Television with Chinese Characteristics
December 22nd, 2006This is the last Display Daily for 2006. We will resume publication on January 2, 2007. Until then all of us here at Insight Media wish you and your family a happy and healthy Christmas holiday and look forward to an “Insightful” New Year!!

Ken Tompkins
Insight Media Analyst
It is no secret that China has become a major player on the economic stage. China’s GDP growth is expected to be over 10% this year, after blisteringgrowth throughout this decade and the last. China’s hot economy will have ramifications on the path it forges in developing many industries, but the impact of Chinas unique worldview will become increasingly relevant as it moves from “beggar” of the world’s OEM business to a “chooser” of the direction of its electronics industry - especially in the arena of televisions and related industries.
The recent choices of “middle kingdom” in directing its television and television-related industries reflects China’s history as much as it does its best estimates concerning the future of television and content delivery. China’s Qing dynasty was partly a pulling back of China’s elites into China’s own cultural identity.
When the great powers led by England pried open China’s economic doors in the Opium Wars of the 19th century, China responded by using these xenophobic elites to take on characteristics of Western production, without changing the basic mindset of the producers. With no eye on profit maximization, the experiment, called the “western material movement,” was doomed to fail. China saw Western success merely as a function of gunboats and merchant ships.

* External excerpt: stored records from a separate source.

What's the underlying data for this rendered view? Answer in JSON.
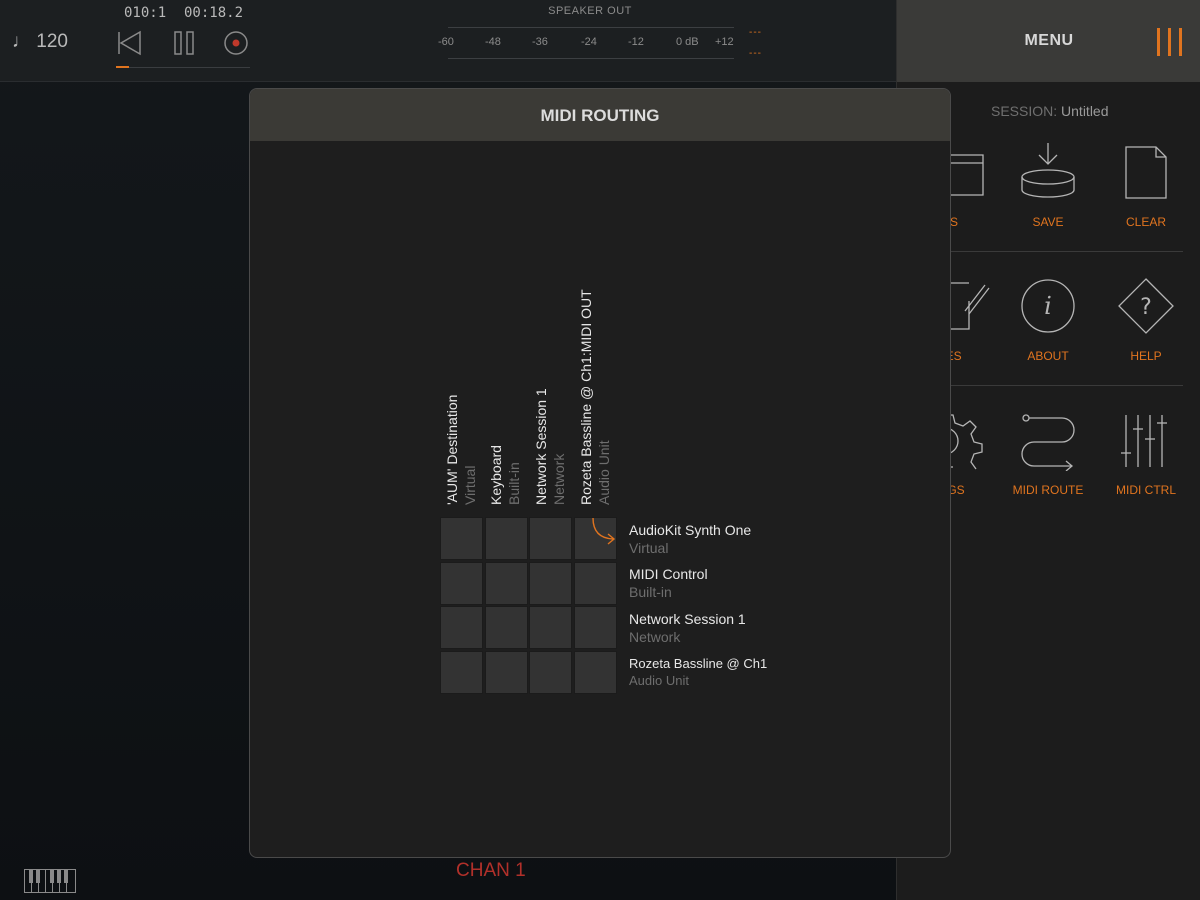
{
  "transport": {
    "tempo": "♩ 120",
    "position": "010:1",
    "clock": "00:18.2",
    "progress": 0.1
  },
  "meter": {
    "title": "SPEAKER OUT",
    "ticks": [
      "-60",
      "-48",
      "-36",
      "-24",
      "-12",
      "0 dB",
      "+12"
    ],
    "clip_top": "---",
    "clip_bottom": "---"
  },
  "menu": {
    "title": "MENU",
    "session_label": "SESSION:",
    "session_value": "Untitled",
    "items": [
      {
        "label": "ES",
        "icon": "folder-icon"
      },
      {
        "label": "SAVE",
        "icon": "save-icon"
      },
      {
        "label": "CLEAR",
        "icon": "clear-page-icon"
      },
      {
        "label": "TES",
        "icon": "notes-icon"
      },
      {
        "label": "ABOUT",
        "icon": "info-icon"
      },
      {
        "label": "HELP",
        "icon": "help-icon"
      },
      {
        "label": "INGS",
        "icon": "gear-icon"
      },
      {
        "label": "MIDI ROUTE",
        "icon": "midi-route-icon"
      },
      {
        "label": "MIDI CTRL",
        "icon": "sliders-icon"
      }
    ]
  },
  "modal": {
    "title": "MIDI ROUTING",
    "sources": [
      {
        "name": "'AUM' Destination",
        "type": "Virtual"
      },
      {
        "name": "Keyboard",
        "type": "Built-in"
      },
      {
        "name": "Network Session 1",
        "type": "Network"
      },
      {
        "name": "Rozeta Bassline @ Ch1:MIDI OUT",
        "type": "Audio Unit"
      }
    ],
    "destinations": [
      {
        "name": "AudioKit Synth One",
        "type": "Virtual"
      },
      {
        "name": "MIDI Control",
        "type": "Built-in"
      },
      {
        "name": "Network Session 1",
        "type": "Network"
      },
      {
        "name": "Rozeta Bassline @ Ch1",
        "type": "Audio Unit"
      }
    ]
  },
  "footer": {
    "channel": "CHAN 1"
  },
  "colors": {
    "accent": "#e0741f",
    "channel": "#b1302a"
  }
}
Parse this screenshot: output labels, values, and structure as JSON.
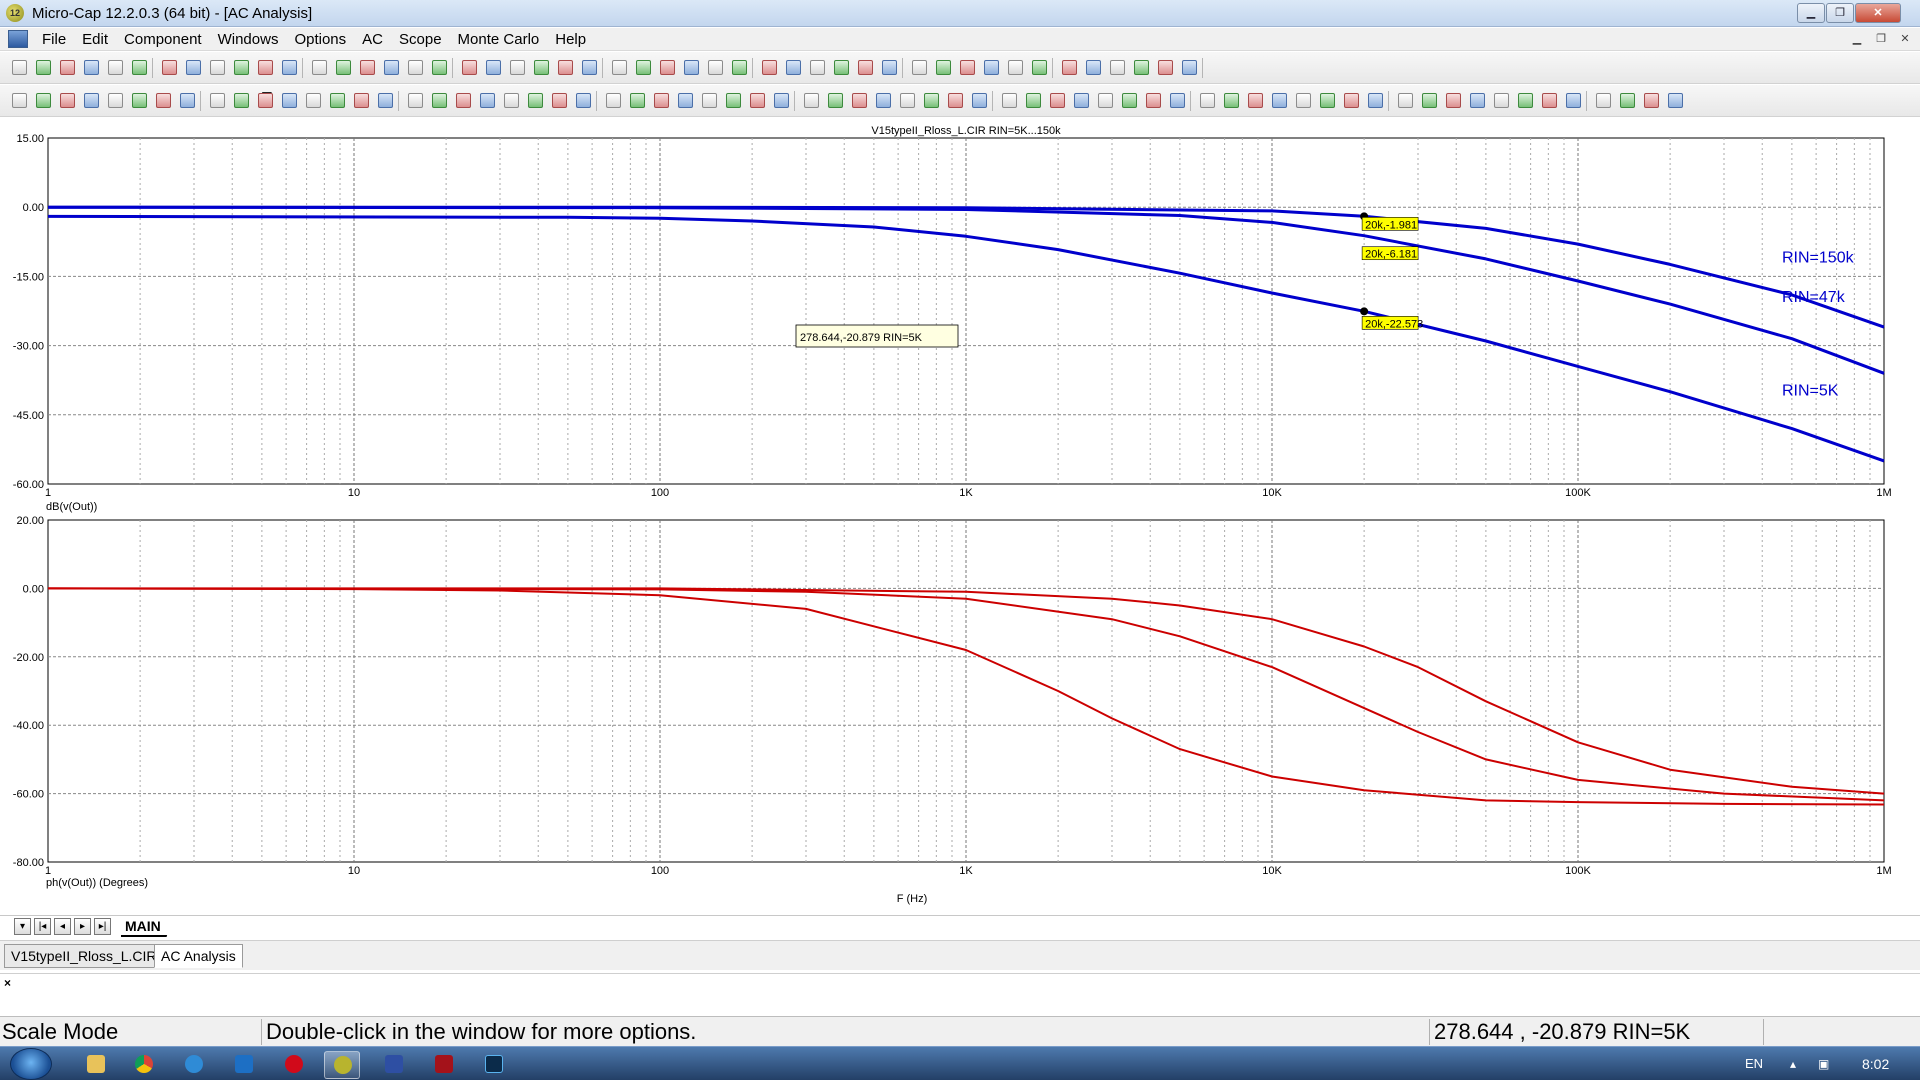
{
  "window": {
    "title": "Micro-Cap 12.2.0.3 (64 bit) - [AC Analysis]",
    "app_icon_label": "12"
  },
  "menu": [
    "File",
    "Edit",
    "Component",
    "Windows",
    "Options",
    "AC",
    "Scope",
    "Monte Carlo",
    "Help"
  ],
  "chart_data": [
    {
      "type": "line",
      "title": "V15typeII_Rloss_L.CIR RIN=5K...150k",
      "ylabel": "dB(v(Out))",
      "xlabel": "",
      "xscale": "log",
      "xlim": [
        1,
        1000000
      ],
      "ylim": [
        -60,
        15
      ],
      "y_ticks": [
        "15.00",
        "0.00",
        "-15.00",
        "-30.00",
        "-45.00",
        "-60.00"
      ],
      "x_ticks": [
        "1",
        "10",
        "100",
        "1K",
        "10K",
        "100K",
        "1M"
      ],
      "grid": true,
      "color": "#0000cc",
      "series": [
        {
          "name": "RIN=150k",
          "x": [
            1,
            100,
            1000,
            5000,
            10000,
            20000,
            50000,
            100000,
            200000,
            500000,
            1000000
          ],
          "values": [
            0,
            0,
            -0.1,
            -0.6,
            -0.8,
            -1.98,
            -4.6,
            -8,
            -12.4,
            -19,
            -26
          ]
        },
        {
          "name": "RIN=47k",
          "x": [
            1,
            100,
            1000,
            5000,
            10000,
            20000,
            50000,
            100000,
            200000,
            500000,
            1000000
          ],
          "values": [
            0,
            -0.1,
            -0.5,
            -1.8,
            -3.3,
            -6.18,
            -11.2,
            -16,
            -21,
            -28.5,
            -36
          ]
        },
        {
          "name": "RIN=5K",
          "x": [
            1,
            50,
            100,
            200,
            500,
            1000,
            2000,
            5000,
            10000,
            20000,
            50000,
            100000,
            200000,
            500000,
            1000000
          ],
          "values": [
            -2,
            -2.2,
            -2.4,
            -3,
            -4.3,
            -6.3,
            -9.2,
            -14.3,
            -18.6,
            -22.57,
            -29,
            -34.5,
            -40,
            -48,
            -55
          ]
        }
      ],
      "markers": [
        {
          "x": 20000,
          "y": -1.981,
          "label": "20k,-1.981"
        },
        {
          "x": 20000,
          "y": -6.181,
          "label": "20k,-6.181"
        },
        {
          "x": 20000,
          "y": -22.573,
          "label": "20k,-22.573"
        }
      ],
      "annotation": "278.644,-20.879 RIN=5K"
    },
    {
      "type": "line",
      "title": "",
      "ylabel": "ph(v(Out)) (Degrees)",
      "xlabel": "F (Hz)",
      "xscale": "log",
      "xlim": [
        1,
        1000000
      ],
      "ylim": [
        -80,
        20
      ],
      "y_ticks": [
        "20.00",
        "0.00",
        "-20.00",
        "-40.00",
        "-60.00",
        "-80.00"
      ],
      "x_ticks": [
        "1",
        "10",
        "100",
        "1K",
        "10K",
        "100K",
        "1M"
      ],
      "grid": true,
      "color": "#cc0000",
      "series": [
        {
          "x": [
            1,
            10,
            30,
            100,
            300,
            1000,
            2000,
            3000,
            5000,
            10000,
            20000,
            50000,
            100000,
            300000,
            1000000
          ],
          "values": [
            0,
            -0.2,
            -0.6,
            -2,
            -6,
            -18,
            -30,
            -38,
            -47,
            -55,
            -59,
            -62,
            -62.5,
            -63,
            -63.2
          ]
        },
        {
          "x": [
            1,
            100,
            300,
            1000,
            3000,
            5000,
            10000,
            20000,
            30000,
            50000,
            100000,
            300000,
            1000000
          ],
          "values": [
            0,
            -0.3,
            -1,
            -3,
            -9,
            -14,
            -23,
            -35,
            -42,
            -50,
            -56,
            -60,
            -62
          ]
        },
        {
          "x": [
            1,
            100,
            1000,
            3000,
            5000,
            10000,
            20000,
            30000,
            50000,
            100000,
            200000,
            500000,
            1000000
          ],
          "values": [
            0,
            0,
            -1,
            -3,
            -5,
            -9,
            -17,
            -23,
            -33,
            -45,
            -53,
            -58,
            -60
          ]
        }
      ]
    }
  ],
  "sheet_tabs": {
    "active": "MAIN",
    "nav": [
      "▾",
      "|◂",
      "◂",
      "▸",
      "▸|"
    ]
  },
  "doc_tabs": [
    "V15typeII_Rloss_L.CIR",
    "AC Analysis"
  ],
  "output_close": "×",
  "status": {
    "mode": "Scale Mode",
    "hint": "Double-click in the window for more options.",
    "coords": "278.644 , -20.879 RIN=5K"
  },
  "taskbar": {
    "lang": "EN",
    "clock": "8:02"
  },
  "colors": {
    "gain": "#0000cc",
    "phase": "#cc0000",
    "marker_label_bg": "#ffff00",
    "annotation_bg": "#ffffe1"
  }
}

In the 20th century, China’s “socialism with Chinese characteristics” was a way for the Chinese communist party to maintain power as a nominally communist entity while moving the economy strongly in the direction of free markets. This move toward capitalism while maintaining communism in name is another peculiarly Chinese attempt to go its own way - akin to painting a pig chrome and calling it a car.
Today, China is going its own way again in television and related industries. Leading Chinese manufacturers are attempting to eschew the world’s DVD standard by coming up with its own. Enhanced Versatile Disk (EVD) was first introduced in 2003, but died when content providers and Chinese consumers didn’t follow the lead.
Since then, the proportion of all DVD players made in China has risen to as high as 90%. With this kind of muscle, and as part of a larger group joined by heavy hitters such as Haier and TCL, China’s DVD industry is trying to resurrect the “standard.” The ostensible reason for this move toward a homegrown Chinese standard is to reduce royalty payments to Japanese CE manufacturers. The Chinese DVD industry expects to succeed by selling its EVD players to an increasing number of Chinese consumers who are financially able to buy new CE products. Will Hollywood kowtow? We think not.
Insight Media’s Aldo Cugnini recently wrote in these pages about another typically Chinese attempt to go its own way. In the August 22 Display Daily, Cugnini reported that China would soon introduce its own DTV broadcast standard. As with the EVD controversy, China’s stated aim is to avoid paying royalties to foreign firms.
The China broadcast standard may also boost China’s chance of becoming its own supplier of television component and broadcast equipment. Shanghai High Definition Digital Technology, a designer of IC equipment for China’s domestic terrestrial television market, recently finalized development of a chip for use in televisions for the Chinese market that complies with the newly announced broadcast standard, called China Digital Multimedia Broadcast - Terrestrial/Handheld (CDMB-T/H).
Without a rear view mirror, one could easily assume that China is merely using its increasing economic clout and growing consumer base to fill in the blanks between, and profit more from, what it manufactures and what it consumes in television hardware, content and content distribution.
This simplistic explanation, however, would ignore China’s desire to see itself back in its “rightful” place as a leader among nations. For China, economic growth is more than just a means to increase its citizens’ well-being. China now sees economic growth and controlling its own economic destiny as a way of righting the wrongs committed against it during an era of Western imperialistic expansion. It also does not damage the government’s hold on power to pursue the old agenda of “national humiliation,” which tugs on the heartstrings of the more nationalistic Chinese among the populace.